Despite an increasing number of medical students and residents pursuing careers in interventional radiology, there remains confusion regarding the training pathways for those who want to further specialize in interventional neuroradiology. Interventional neuroradiology (INR), or endovascular surgical neuroradiology, focuses on treating diseases of the brain, neck and spine using minimally-invasive, image-guided techniques. In addition to treating neurological conditions such as strokes, cerebral aneurysms, and cerebral arteriovenous malformations, INR practitioners are also trained to perform and interpret diagnostic cerebral angiography.

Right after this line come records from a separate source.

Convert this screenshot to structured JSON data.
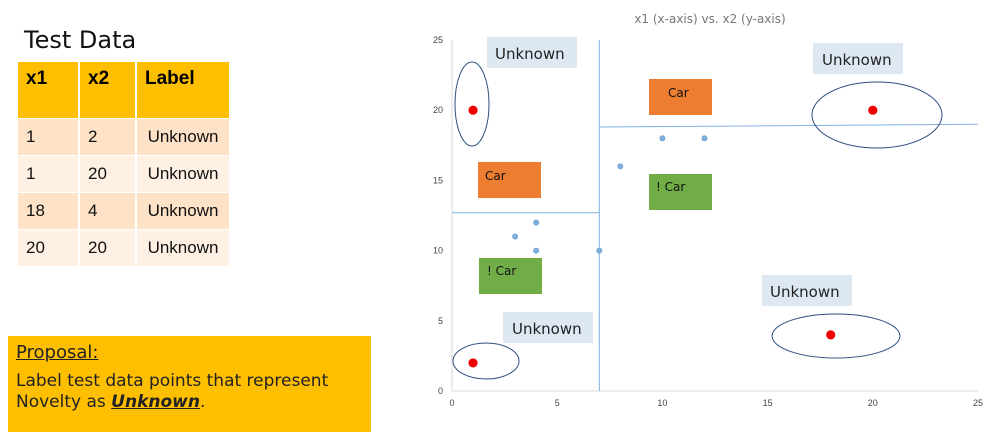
{
  "table": {
    "title": "Test Data",
    "headers": [
      "x1",
      "x2",
      "Label"
    ],
    "rows": [
      [
        "1",
        "2",
        "Unknown"
      ],
      [
        "1",
        "20",
        "Unknown"
      ],
      [
        "18",
        "4",
        "Unknown"
      ],
      [
        "20",
        "20",
        "Unknown"
      ]
    ]
  },
  "proposal": {
    "heading": "Proposal:",
    "text_before": "Label test data points that represent Novelty as ",
    "emphasis": "Unknown",
    "text_after": "."
  },
  "colors": {
    "table_header": "#fdbf00",
    "proposal_bg": "#fdbf00",
    "test_point": "#ee0000",
    "train_point": "#7fb0de",
    "car_box": "#ed7d31",
    "not_car_box": "#70ad47",
    "unknown_box": "#dde8f3",
    "outline": "#2f4f7f",
    "divider": "#7fb0de"
  },
  "chart_data": {
    "type": "scatter",
    "title": "x1 (x-axis) vs. x2 (y-axis)",
    "xlim": [
      0,
      25
    ],
    "ylim": [
      0,
      25
    ],
    "xticks": [
      0,
      5,
      10,
      15,
      20,
      25
    ],
    "yticks": [
      0,
      5,
      10,
      15,
      20,
      25
    ],
    "grid": false,
    "series": [
      {
        "points": [
          [
            3,
            11
          ],
          [
            4,
            12
          ],
          [
            4,
            10
          ],
          [
            7,
            10
          ],
          [
            8,
            16
          ],
          [
            10,
            18
          ],
          [
            12,
            18
          ]
        ]
      },
      {
        "points": [
          [
            1,
            2
          ],
          [
            1,
            20
          ],
          [
            18,
            4
          ],
          [
            20,
            20
          ]
        ]
      }
    ],
    "boundaries": [
      {
        "x": [
          7,
          7
        ],
        "y": [
          0,
          25
        ]
      },
      {
        "x": [
          0,
          7
        ],
        "y": [
          12.7,
          12.7
        ]
      },
      {
        "x": [
          7,
          25
        ],
        "y": [
          18.8,
          19
        ]
      }
    ],
    "region_labels": [
      "Car",
      "! Car",
      "Car",
      "! Car"
    ],
    "annotations": [
      "Unknown",
      "Unknown",
      "Unknown",
      "Unknown"
    ]
  }
}
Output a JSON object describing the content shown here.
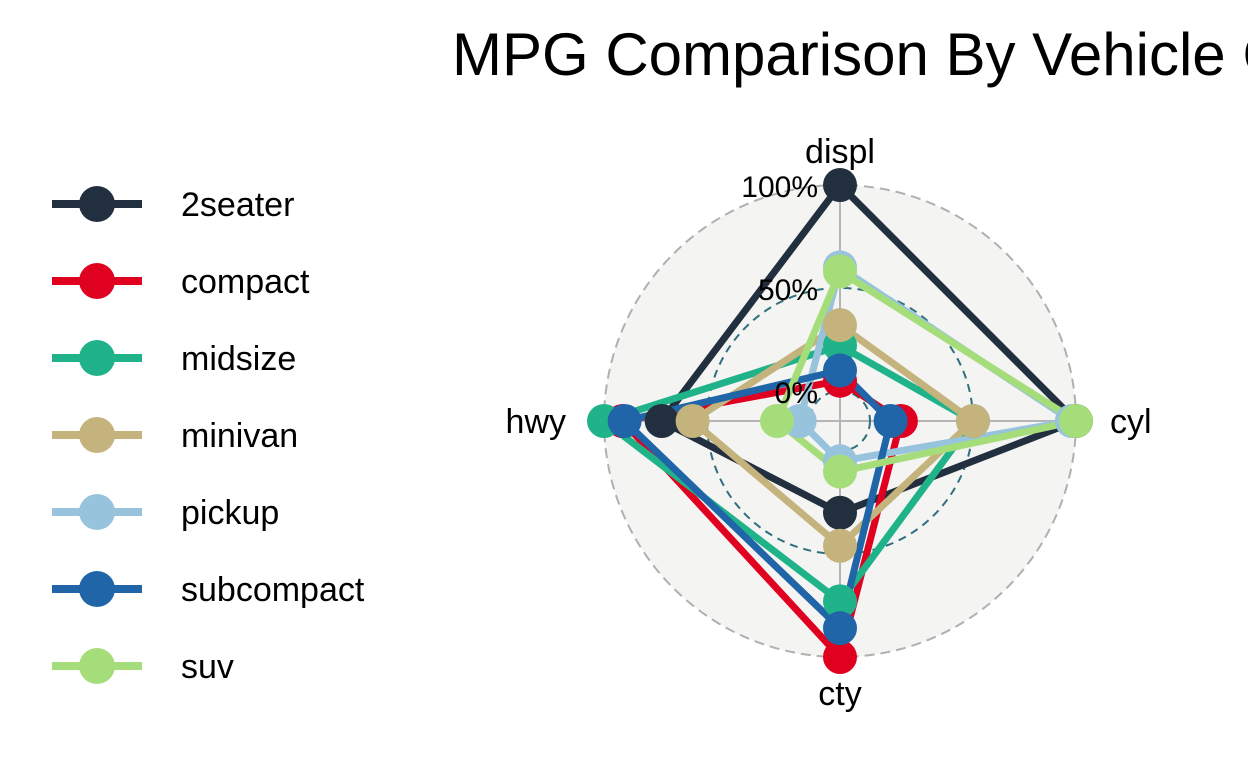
{
  "chart_data": {
    "type": "radar",
    "title": "MPG Comparison By Vehicle Class",
    "axes": [
      "displ",
      "cyl",
      "cty",
      "hwy"
    ],
    "grid_labels": [
      "0%",
      "50%",
      "100%"
    ],
    "range": [
      0,
      1
    ],
    "legend_position": "left",
    "series": [
      {
        "name": "2seater",
        "color": "#222f3e",
        "values": [
          1.0,
          1.0,
          0.3,
          0.72
        ]
      },
      {
        "name": "compact",
        "color": "#e00020",
        "values": [
          0.05,
          0.15,
          1.0,
          0.91
        ]
      },
      {
        "name": "midsize",
        "color": "#20b38a",
        "values": [
          0.22,
          0.5,
          0.73,
          1.0
        ]
      },
      {
        "name": "minivan",
        "color": "#c4b37c",
        "values": [
          0.32,
          0.5,
          0.46,
          0.57
        ]
      },
      {
        "name": "pickup",
        "color": "#97c3dd",
        "values": [
          0.6,
          0.98,
          0.05,
          0.05
        ]
      },
      {
        "name": "subcompact",
        "color": "#1f65a8",
        "values": [
          0.1,
          0.1,
          0.86,
          0.9
        ]
      },
      {
        "name": "suv",
        "color": "#a6dd7b",
        "values": [
          0.58,
          1.0,
          0.1,
          0.16
        ]
      }
    ]
  }
}
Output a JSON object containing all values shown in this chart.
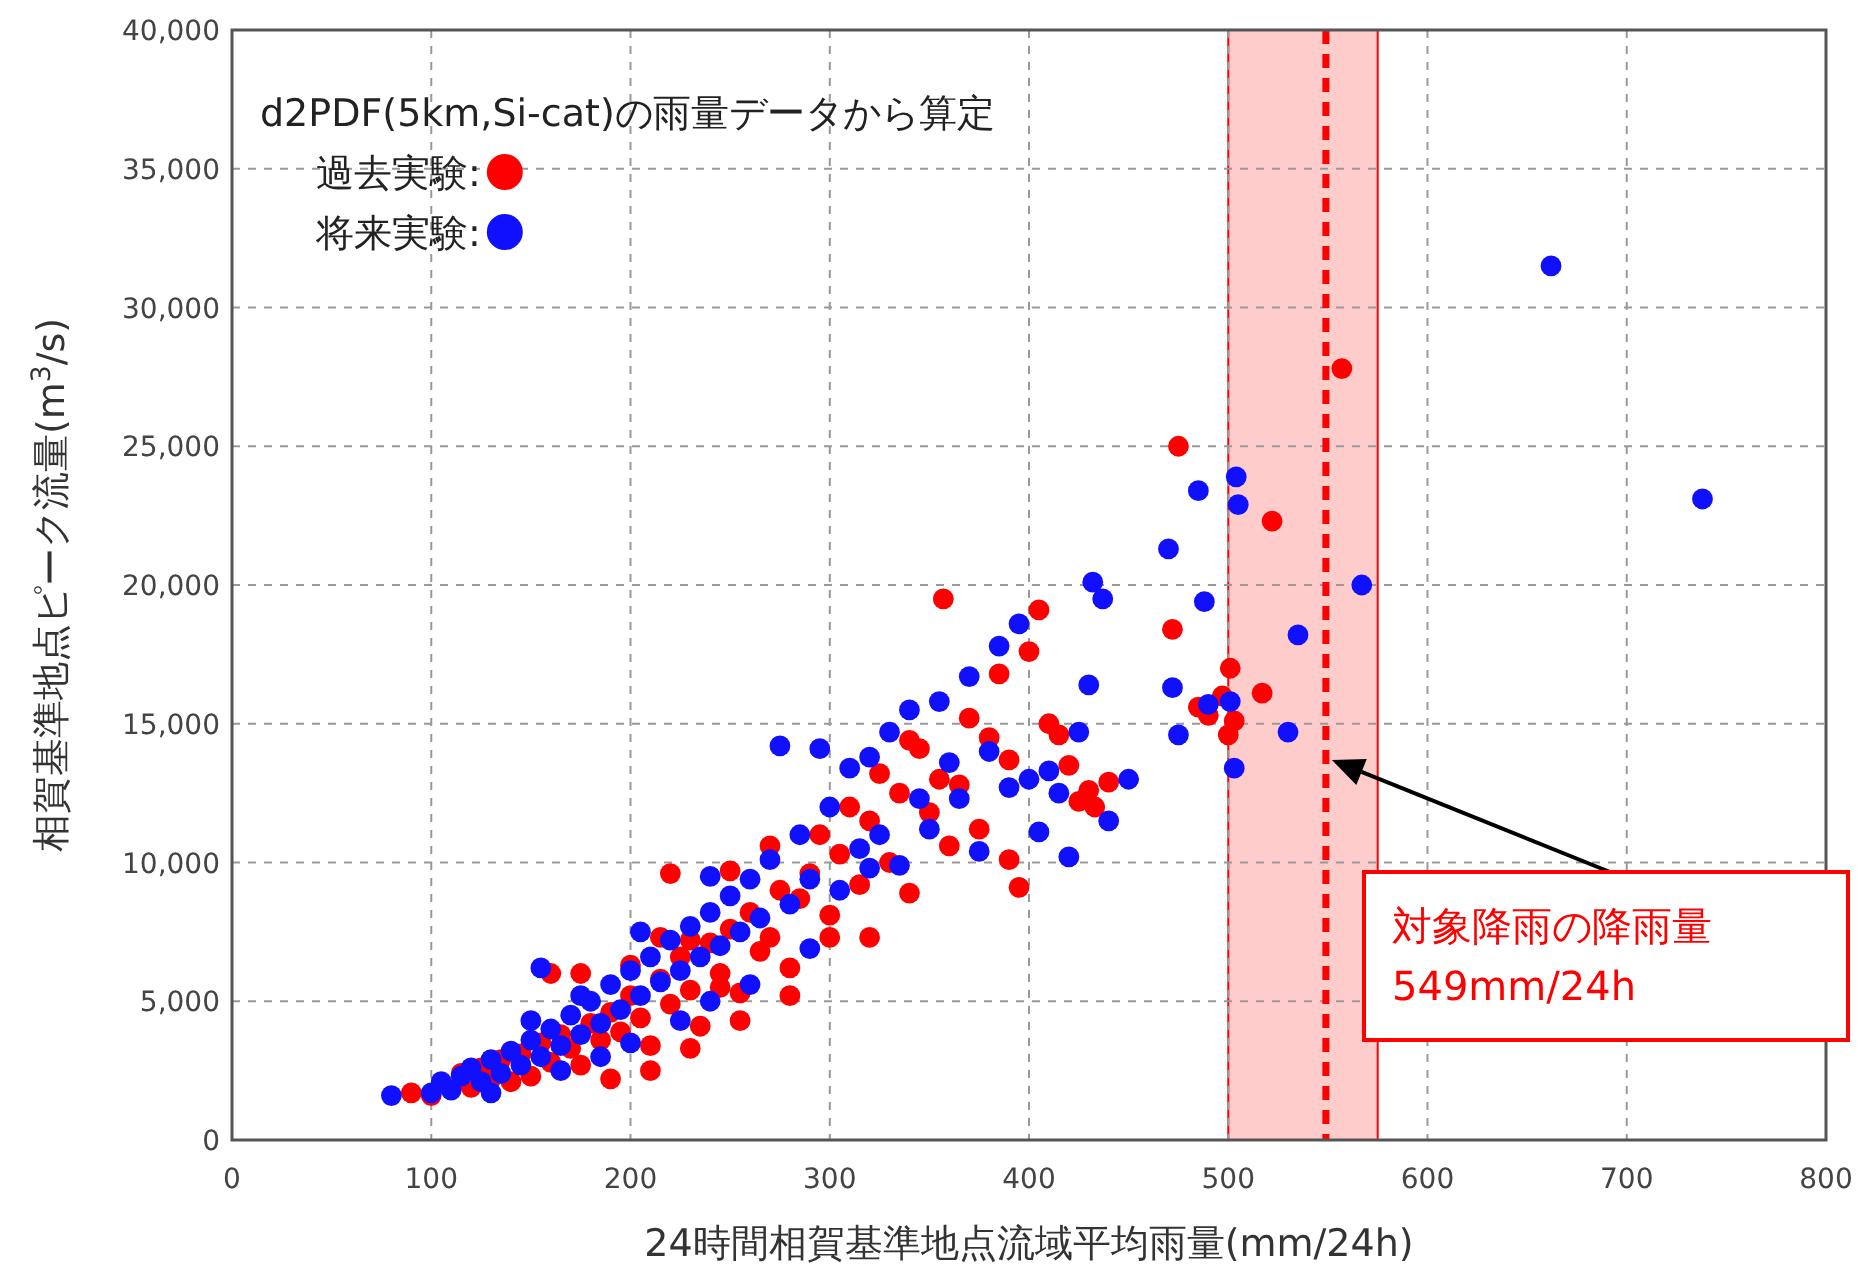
{
  "chart_data": {
    "type": "scatter",
    "xlabel": "24時間相賀基準地点流域平均雨量(mm/24h)",
    "ylabel": "相賀基準地点ピーク流量(m$^{3}$/s)",
    "legend_title": "d2PDF(5km,Si-cat)の雨量データから算定",
    "legend": "top left",
    "grid": true,
    "marker": "circle",
    "xlim": [
      0,
      800
    ],
    "xticks": [
      0,
      100,
      200,
      300,
      400,
      500,
      600,
      700,
      800
    ],
    "ylim": [
      0,
      40000
    ],
    "yticks": [
      0,
      {
        "value": 5000,
        "label": "5,000"
      },
      {
        "value": 10000,
        "label": "10,000"
      },
      {
        "value": 15000,
        "label": "15,000"
      },
      {
        "value": 20000,
        "label": "20,000"
      },
      {
        "value": 25000,
        "label": "25,000"
      },
      {
        "value": 30000,
        "label": "30,000"
      },
      {
        "value": 35000,
        "label": "35,000"
      },
      {
        "value": 40000,
        "label": "40,000"
      }
    ],
    "bands": [
      {
        "axis": "x",
        "from": 500,
        "to": 575,
        "color": "#ffcccc"
      }
    ],
    "ref_lines": [
      {
        "axis": "x",
        "value": 549,
        "color": "#ff0000",
        "line_style": "dashed"
      }
    ],
    "annotations": [
      "対象降雨の降雨量 549mm/24h"
    ],
    "series": [
      {
        "name": "過去実験:",
        "color": "#ff0000",
        "x": [
          90,
          100,
          115,
          120,
          125,
          130,
          135,
          145,
          150,
          155,
          160,
          165,
          170,
          175,
          180,
          185,
          190,
          195,
          200,
          205,
          210,
          215,
          220,
          225,
          230,
          235,
          240,
          245,
          250,
          255,
          260,
          265,
          270,
          275,
          280,
          285,
          290,
          295,
          300,
          305,
          310,
          315,
          320,
          325,
          330,
          335,
          340,
          345,
          350,
          355,
          357,
          360,
          365,
          370,
          375,
          380,
          385,
          390,
          395,
          400,
          405,
          410,
          415,
          420,
          425,
          430,
          433,
          160,
          175,
          200,
          215,
          230,
          250,
          220,
          245,
          140,
          190,
          210,
          230,
          255,
          280,
          300,
          475,
          472,
          485,
          490,
          497,
          500,
          501,
          503,
          517,
          522,
          557,
          270,
          320,
          340,
          390,
          440
        ],
        "values": [
          1700,
          1600,
          2400,
          1900,
          2600,
          2200,
          2900,
          3100,
          2300,
          3500,
          2800,
          3800,
          3300,
          2700,
          4200,
          3600,
          4600,
          3900,
          5200,
          4400,
          3400,
          5800,
          4900,
          6600,
          5400,
          4100,
          7100,
          6000,
          7600,
          5300,
          8200,
          6800,
          7300,
          9000,
          6200,
          8700,
          9600,
          11000,
          8100,
          10300,
          12000,
          9200,
          11500,
          13200,
          10000,
          12500,
          8900,
          14100,
          11800,
          13000,
          19500,
          10600,
          12800,
          15200,
          11200,
          14500,
          16800,
          10100,
          9100,
          17600,
          19100,
          15000,
          14600,
          13500,
          12200,
          12600,
          12000,
          6000,
          6000,
          6300,
          7300,
          7200,
          9700,
          9600,
          5500,
          2100,
          2200,
          2500,
          3300,
          4300,
          5200,
          7300,
          25000,
          18400,
          15600,
          15300,
          16000,
          14600,
          17000,
          15100,
          16100,
          22300,
          27800,
          10600,
          7300,
          14400,
          13700,
          12900
        ]
      },
      {
        "name": "将来実験:",
        "color": "#1010ff",
        "x": [
          80,
          100,
          105,
          110,
          115,
          120,
          125,
          130,
          135,
          140,
          145,
          150,
          155,
          155,
          160,
          165,
          170,
          175,
          180,
          185,
          190,
          195,
          200,
          205,
          210,
          215,
          220,
          225,
          230,
          235,
          240,
          245,
          250,
          255,
          260,
          265,
          270,
          275,
          280,
          285,
          290,
          295,
          300,
          305,
          310,
          315,
          320,
          325,
          330,
          335,
          340,
          345,
          350,
          355,
          360,
          365,
          370,
          375,
          380,
          385,
          390,
          395,
          400,
          405,
          410,
          415,
          420,
          425,
          430,
          432,
          437,
          440,
          450,
          470,
          472,
          475,
          485,
          488,
          490,
          504,
          505,
          501,
          503,
          530,
          535,
          567,
          662,
          738,
          150,
          185,
          225,
          260,
          290,
          320,
          175,
          205,
          240,
          130,
          165,
          200,
          240
        ],
        "values": [
          1600,
          1700,
          2100,
          1800,
          2300,
          2600,
          2100,
          2900,
          2400,
          3200,
          2700,
          3600,
          6200,
          3000,
          4000,
          3400,
          4500,
          3800,
          5000,
          4200,
          5600,
          4700,
          6100,
          5200,
          6600,
          5700,
          7200,
          6100,
          7700,
          6600,
          8200,
          7000,
          8800,
          7500,
          9400,
          8000,
          10100,
          14200,
          8500,
          11000,
          9400,
          14100,
          12000,
          9000,
          13400,
          10500,
          13800,
          11000,
          14700,
          9900,
          15500,
          12300,
          11200,
          15800,
          13600,
          12300,
          16700,
          10400,
          14000,
          17800,
          12700,
          18600,
          13000,
          11100,
          13300,
          12500,
          10200,
          14700,
          16400,
          20100,
          19500,
          11500,
          13000,
          21300,
          16300,
          14600,
          23400,
          19400,
          15700,
          23900,
          22900,
          15800,
          13400,
          14700,
          18200,
          20000,
          31500,
          23100,
          4300,
          3000,
          4300,
          5600,
          6900,
          9800,
          5200,
          7500,
          9500,
          1700,
          2500,
          3500,
          5000
        ]
      }
    ]
  }
}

To practice in INR, there are currently three established pathways:

  1. Neurosurgery residency (6-8 years) followed by INR fellowship (1-2 years), for a total of 7-10 years
  2. Diagnostic radiology residency (5 years), followed by neuroradiology fellowship (1 year), followed by INR fellowship (1-2 years) for a total of 7-8 years
  3. Neurology residency (4 years), followed by stroke or neurocritical care fellowship (1-2 years), followed INR fellowship (1-2 years) for a total of 7-8 years

During the 1-2 year fellowship, INR trainees learn how to diagnose and manage neurovascular disease, ultimately achieving expertise in neuroangiographic procedures. After completing any of the three aforementioned training pathways, interventionalists are able to manage neurovascular patients in the inpatient and outpatient settings.  Several consensus papers analyzed the minimum training standards required for interventional neuroradiologists to competently manage stroke patients. One such paper outlines the INR Graduate Medical Education (GME) training requirements, which are stated below:

  1. A residency should include documented training in diagnosis and management of acute stroke, interpretation of cerebral arteriography, and neuroimaging under a board certified neurosurgeon/neurologist/neuroradiologist
  2. Neurointerventional training should be under the direction of a neurointerventionalist at a high volume center with preferred minimum one year of dedicated INR training in an accredited program[1]

These requirements are vague and can be broadly interpreted. Myers et al[2] delineate a more specific set of procedural competencies recommended for trainees:

  1. 100 cerebral angiograms
  2. Documented training with microcatheters and micro-guidewires under a neurointerventionalist
  3. Documented experience assessing the performance of endovascular stroke procedures as the primary operator in 10 patients under supervision of fellowship trained/credentialed neurointerventionalist

Finally, on a basis of professional membership, neurointerventionalists must document direct involvement in a minimum of 100 neurointerventional procedures during training to qualify for senior membership in the Society for Neurointerventional Surgery. Based on current training paradigms, no established pathway exists for interventional radiologists to directly access INR fellowship training following either IR fellowship or IR/DR integrated residency. Interventional radiologists would thus have to complete an additional neuroradiology fellowship before pursuing INR fellowship, stretching the total training time to 8-9 years.

To some, this potential extra year in training may seem insignificant. However, other interventionalists believe that a more streamlined pathway toward INR fellowship should exist, such as through increased exposure to neuroradiology and neurological critical care during the diagnostic portion of IR training for those interested in INR. Currently, whether IRs can directly access INR fellowship is considered on a case-by-case and institution-by-institution basis. Some neurointerventional fellowship directors welcome IRs with proven experience in neurological care and intervention, but others instead prefer applicants with formal training in neuroradiology and neurocritical care.

Written by Yuli Zhu, MD, PGY1, Integrated IR resident at NYU 

Sources

[1] Lavine, S. D., et al. “Training guidelines for endovascular ischemic stroke intervention: an international multi-society consensus document.” American Journal of Neuroradiology 37.4 (2016): E31-E34.

[2] Meyers, Philip M., et al. “Performance and training standards for endovascular ischemic stroke treatment.” Journal of neurointerventional surgery 1.1 (2009): 10-12.